The key point for obesity prevention (or correction) is balancing the energy intake / energy expenditure equation.  In indoor cats, where exercise is reduced by the nature of the lifestyle, energy restriction becomes paramount to obesity prevention or correction.  Energy restriction can be achieved by low fat high fiber diets, but many of these diets are not high enough in protein to preserve muscle and result in loss of muscle mass first, then eventually they will lose fat mass, resulting in an unhealthy weight loss and a strong tendency to regain weight (muscle mass loss will always increase the likelihood of yo-yo weight effects or failure of weight loss).  High protein, low carb, low fat diets are ideal for weight loss in cats because they preserve muscle mass while restricting energy sources that will induce fat loss.  However, portion control is ultimately the key to controlling energy intake – and the easiest way to achieve portion control is to feed canned food.  In cats that won't eat canned food, there are only a few high protein, low fat, low carb dry foods – but these should be selected for use in weight loss programs if at all possible.

Table 1.   Cats and nutrition:  some key nutritional differences 

  • Cats have an obligate need for protein and amino acids in their daily diet because they are unable to down regulate their urea cycle or transaminases (protein conversion to energy) as other species can in times of starvation. 

  • Cats utilize protein for energy, even in the face of large amounts of CHO in the diet

  • Taurine, arginine, methionine, cysteiine, and possibly carnitine requirements for cats are greater than non-carnivores

  • Arachidonic acid is also an essential fatty acid in cats (it is not in dogs), and is found only in fats from animal tissue

  • Cats require vitamin A and D to be present in the active form in their diet as they are unable to synthesize adequate amounts from other dietary precursors (e.g. carotenoids or vitamin D precursors in skin)

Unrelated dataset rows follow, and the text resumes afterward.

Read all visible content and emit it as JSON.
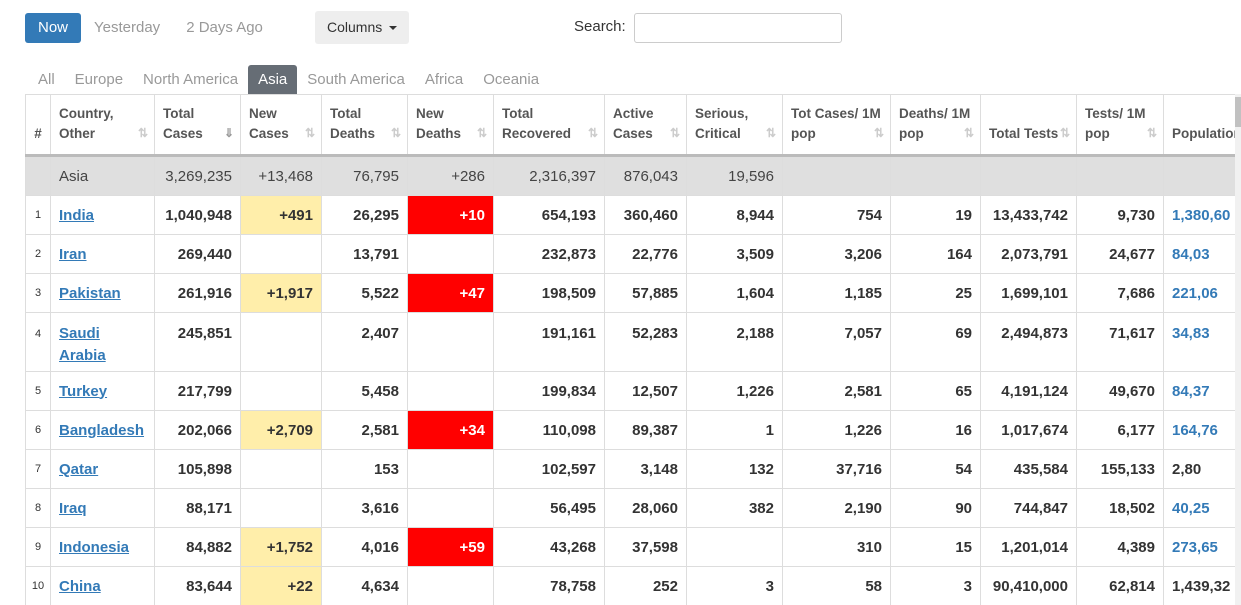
{
  "day_buttons": [
    "Now",
    "Yesterday",
    "2 Days Ago"
  ],
  "columns_button": "Columns",
  "search": {
    "label": "Search:",
    "value": ""
  },
  "region_tabs": [
    "All",
    "Europe",
    "North America",
    "Asia",
    "South America",
    "Africa",
    "Oceania"
  ],
  "active_tab": "Asia",
  "colors": {
    "accent": "#337ab7",
    "new_cases_bg": "#ffeeaa",
    "new_deaths_bg": "#ff0000",
    "total_row_bg": "#dfdfdf"
  },
  "headers": [
    "#",
    "Country, Other",
    "Total Cases",
    "New Cases",
    "Total Deaths",
    "New Deaths",
    "Total Recovered",
    "Active Cases",
    "Serious, Critical",
    "Tot Cases/ 1M pop",
    "Deaths/ 1M pop",
    "Total Tests",
    "Tests/ 1M pop",
    "Population"
  ],
  "total_row": {
    "name": "Asia",
    "total_cases": "3,269,235",
    "new_cases": "+13,468",
    "total_deaths": "76,795",
    "new_deaths": "+286",
    "recovered": "2,316,397",
    "active": "876,043",
    "serious": "19,596"
  },
  "rows": [
    {
      "n": "1",
      "country": "India",
      "tc": "1,040,948",
      "nc": "+491",
      "td": "26,295",
      "nd": "+10",
      "tr": "654,193",
      "ac": "360,460",
      "sc": "8,944",
      "tcm": "754",
      "dm": "19",
      "tt": "13,433,742",
      "tm": "9,730",
      "pop": "1,380,60"
    },
    {
      "n": "2",
      "country": "Iran",
      "tc": "269,440",
      "nc": "",
      "td": "13,791",
      "nd": "",
      "tr": "232,873",
      "ac": "22,776",
      "sc": "3,509",
      "tcm": "3,206",
      "dm": "164",
      "tt": "2,073,791",
      "tm": "24,677",
      "pop": "84,03"
    },
    {
      "n": "3",
      "country": "Pakistan",
      "tc": "261,916",
      "nc": "+1,917",
      "td": "5,522",
      "nd": "+47",
      "tr": "198,509",
      "ac": "57,885",
      "sc": "1,604",
      "tcm": "1,185",
      "dm": "25",
      "tt": "1,699,101",
      "tm": "7,686",
      "pop": "221,06"
    },
    {
      "n": "4",
      "country": "Saudi Arabia",
      "tc": "245,851",
      "nc": "",
      "td": "2,407",
      "nd": "",
      "tr": "191,161",
      "ac": "52,283",
      "sc": "2,188",
      "tcm": "7,057",
      "dm": "69",
      "tt": "2,494,873",
      "tm": "71,617",
      "pop": "34,83"
    },
    {
      "n": "5",
      "country": "Turkey",
      "tc": "217,799",
      "nc": "",
      "td": "5,458",
      "nd": "",
      "tr": "199,834",
      "ac": "12,507",
      "sc": "1,226",
      "tcm": "2,581",
      "dm": "65",
      "tt": "4,191,124",
      "tm": "49,670",
      "pop": "84,37"
    },
    {
      "n": "6",
      "country": "Bangladesh",
      "tc": "202,066",
      "nc": "+2,709",
      "td": "2,581",
      "nd": "+34",
      "tr": "110,098",
      "ac": "89,387",
      "sc": "1",
      "tcm": "1,226",
      "dm": "16",
      "tt": "1,017,674",
      "tm": "6,177",
      "pop": "164,76"
    },
    {
      "n": "7",
      "country": "Qatar",
      "tc": "105,898",
      "nc": "",
      "td": "153",
      "nd": "",
      "tr": "102,597",
      "ac": "3,148",
      "sc": "132",
      "tcm": "37,716",
      "dm": "54",
      "tt": "435,584",
      "tm": "155,133",
      "pop": "2,80"
    },
    {
      "n": "8",
      "country": "Iraq",
      "tc": "88,171",
      "nc": "",
      "td": "3,616",
      "nd": "",
      "tr": "56,495",
      "ac": "28,060",
      "sc": "382",
      "tcm": "2,190",
      "dm": "90",
      "tt": "744,847",
      "tm": "18,502",
      "pop": "40,25"
    },
    {
      "n": "9",
      "country": "Indonesia",
      "tc": "84,882",
      "nc": "+1,752",
      "td": "4,016",
      "nd": "+59",
      "tr": "43,268",
      "ac": "37,598",
      "sc": "",
      "tcm": "310",
      "dm": "15",
      "tt": "1,201,014",
      "tm": "4,389",
      "pop": "273,65"
    },
    {
      "n": "10",
      "country": "China",
      "tc": "83,644",
      "nc": "+22",
      "td": "4,634",
      "nd": "",
      "tr": "78,758",
      "ac": "252",
      "sc": "3",
      "tcm": "58",
      "dm": "3",
      "tt": "90,410,000",
      "tm": "62,814",
      "pop": "1,439,32"
    }
  ]
}
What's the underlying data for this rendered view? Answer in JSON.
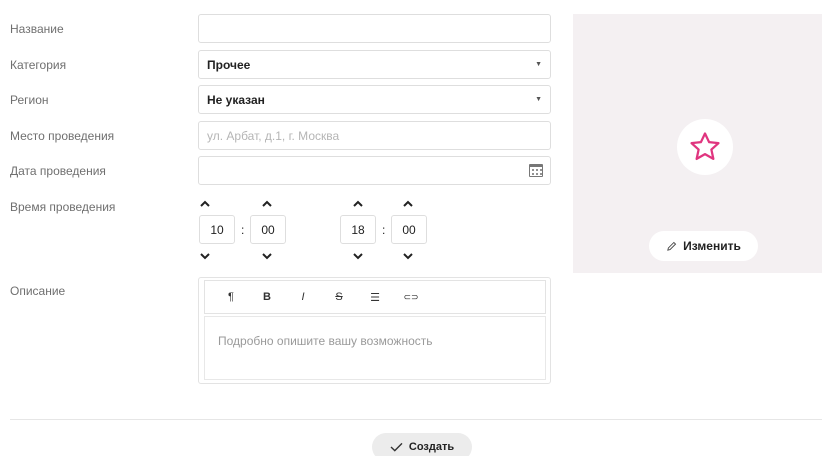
{
  "form": {
    "labels": {
      "name": "Название",
      "category": "Категория",
      "region": "Регион",
      "venue": "Место проведения",
      "date": "Дата проведения",
      "time": "Время проведения",
      "description": "Описание"
    },
    "name_value": "",
    "category_value": "Прочее",
    "region_value": "Не указан",
    "venue_placeholder": "ул. Арбат, д.1, г. Москва",
    "date_value": "",
    "time": {
      "start_hours": "10",
      "start_minutes": "00",
      "end_hours": "18",
      "end_minutes": "00",
      "separator": ":"
    },
    "editor": {
      "toolbar": {
        "paragraph": "¶",
        "bold": "B",
        "italic": "I",
        "strike": "S",
        "list": "☰",
        "link": "⊂⊃"
      },
      "placeholder": "Подробно опишите вашу возможность"
    },
    "image_panel": {
      "icon": "star-icon",
      "change_label": "Изменить",
      "change_icon": "pencil-icon",
      "accent_color": "#e0357f"
    },
    "submit": {
      "label": "Создать",
      "icon": "check-icon"
    }
  }
}
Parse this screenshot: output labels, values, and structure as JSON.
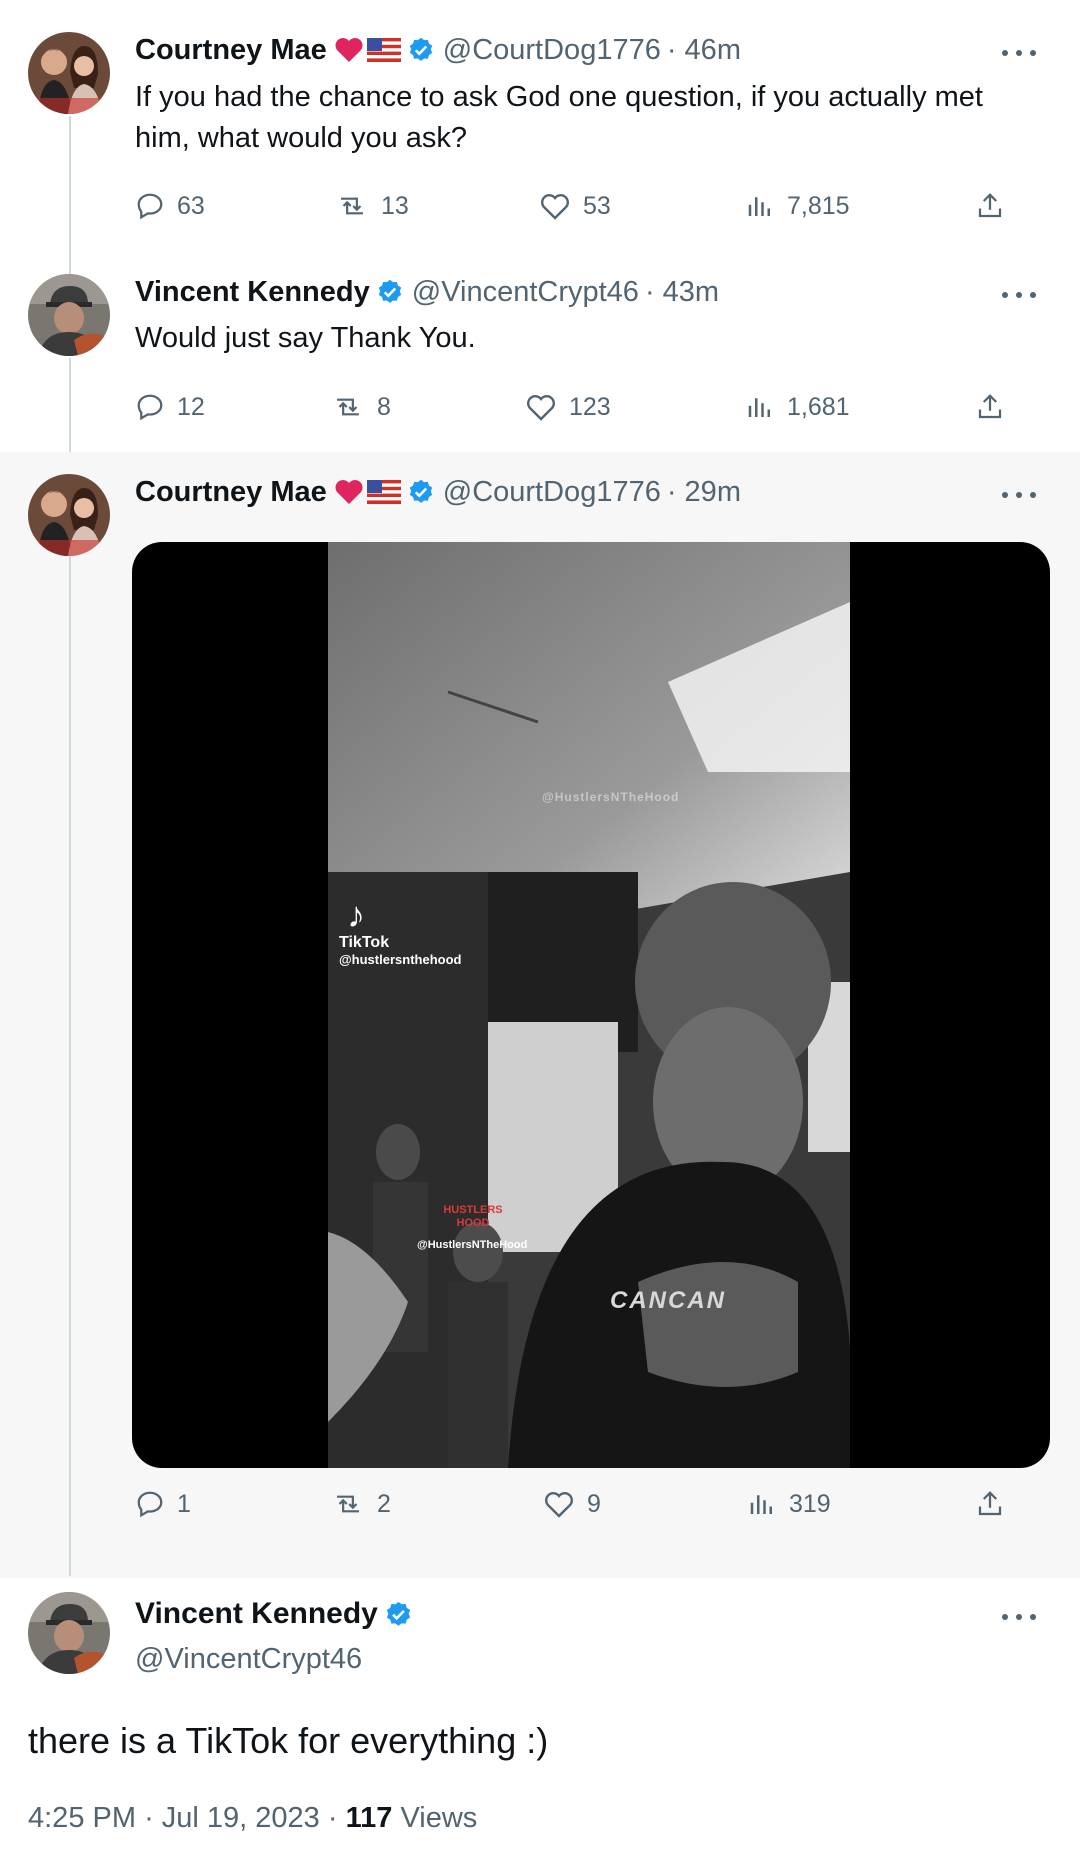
{
  "tweets": [
    {
      "name": "Courtney Mae",
      "handle": "@CourtDog1776",
      "time": "· 46m",
      "text": "If you had the chance to ask God one question, if you actually met him, what would you ask?",
      "replies": "63",
      "retweets": "13",
      "likes": "53",
      "views": "7,815"
    },
    {
      "name": "Vincent Kennedy",
      "handle": "@VincentCrypt46",
      "time": "· 43m",
      "text": "Would just say Thank You.",
      "replies": "12",
      "retweets": "8",
      "likes": "123",
      "views": "1,681"
    },
    {
      "name": "Courtney Mae",
      "handle": "@CourtDog1776",
      "time": "· 29m",
      "replies": "1",
      "retweets": "2",
      "likes": "9",
      "views": "319",
      "video": {
        "watermark_top": "@HustlersNTheHood",
        "tiktok_label": "TikTok",
        "tiktok_handle": "@hustlersnthehood",
        "logo_text": "HUSTLERS HOOD",
        "watermark_bottom": "@HustlersNTheHood",
        "shirt_text": "CANCAN"
      }
    }
  ],
  "main_tweet": {
    "name": "Vincent Kennedy",
    "handle": "@VincentCrypt46",
    "text": "there is a TikTok for everything :)",
    "time": "4:25 PM",
    "date": "Jul 19, 2023",
    "views_count": "117",
    "views_label": "Views"
  },
  "icons": {
    "reply": "reply-icon",
    "retweet": "retweet-icon",
    "like": "heart-icon",
    "views": "views-icon",
    "share": "share-icon",
    "more": "more-icon",
    "verified": "verified-badge-icon"
  },
  "colors": {
    "verified_blue": "#1d9bf0",
    "heart_red": "#e0245e",
    "secondary_text": "#536471",
    "thread_line": "#cfd9de"
  }
}
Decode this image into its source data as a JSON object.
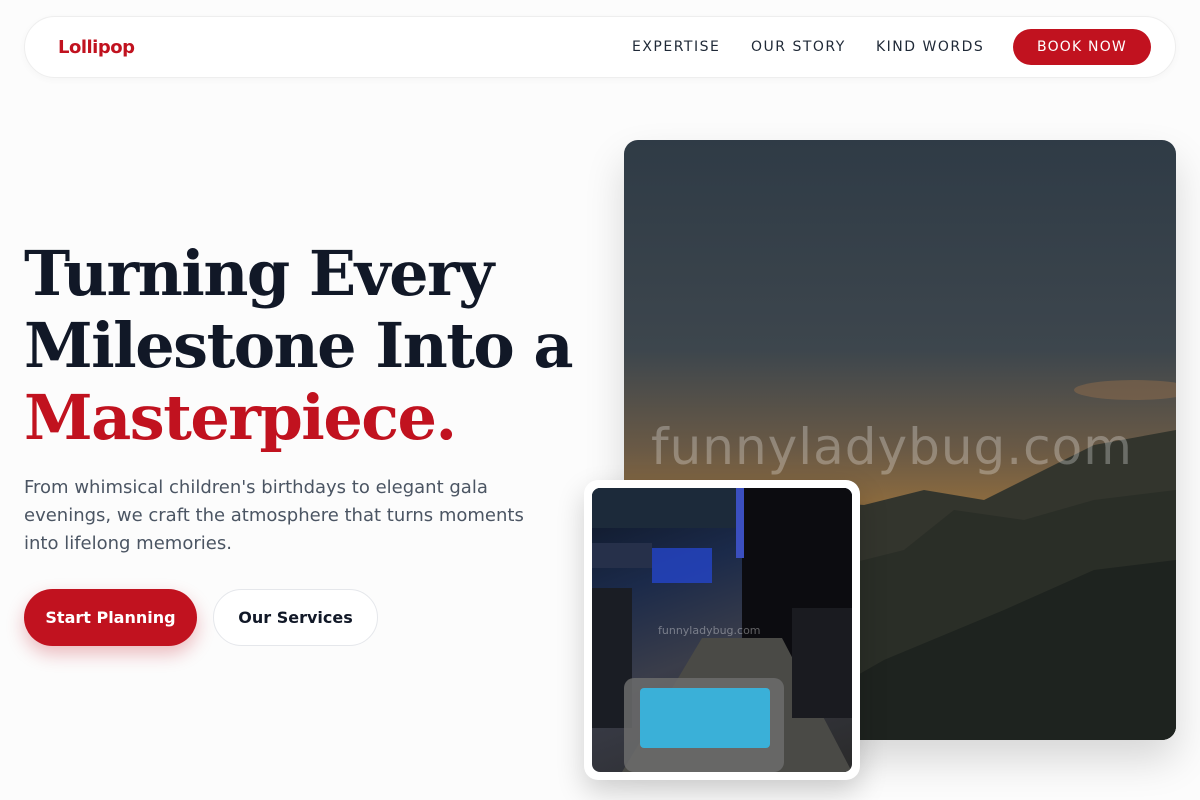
{
  "nav": {
    "logo": "Lollipop",
    "links": [
      {
        "label": "EXPERTISE"
      },
      {
        "label": "OUR STORY"
      },
      {
        "label": "KIND WORDS"
      }
    ],
    "cta": "BOOK NOW"
  },
  "hero": {
    "title_line1": "Turning Every",
    "title_line2": "Milestone Into a",
    "title_accent": "Masterpiece.",
    "subtitle": "From whimsical children's birthdays to elegant gala evenings, we craft the atmosphere that turns moments into lifelong memories.",
    "primary_button": "Start Planning",
    "secondary_button": "Our Services",
    "image_watermark": "funnyladybug.com",
    "inset_watermark": "funnyladybug.com"
  },
  "colors": {
    "accent": "#c1121f",
    "text_dark": "#111827",
    "text_muted": "#4b5563"
  }
}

  • Cats have an increased need for many B vitamins in their diet (e.g. thiamin, pyridoxine, niacin, pantothenic acid) as they have greater metabolic needs for these vitamins and cannot synthesize or get them from other sources.

  • Salivary amylase is absent in cats, and they have greatly reduced levels of intestinal and pancreatic amylases – so CHO digestion is much less efficient.

  • Cats have fewer disaccharidases and other brush border enzymes in their small intestine designed to digest and absorb starches.

  • The small intestine of cats is much shorter than that of an equally sized omnivore – longer GI tracts are necessary for handling of complex carbohydrates.

  • Cats have greatly reduced activities of hepatic enzymes (e.g. glucokinase) designed to convert a post prandial glucose load to glycogen and thus are less able to handle this glucose load. 

  • There are no fructokinases in cats – they are unable to utilize fructose and other simple sugars.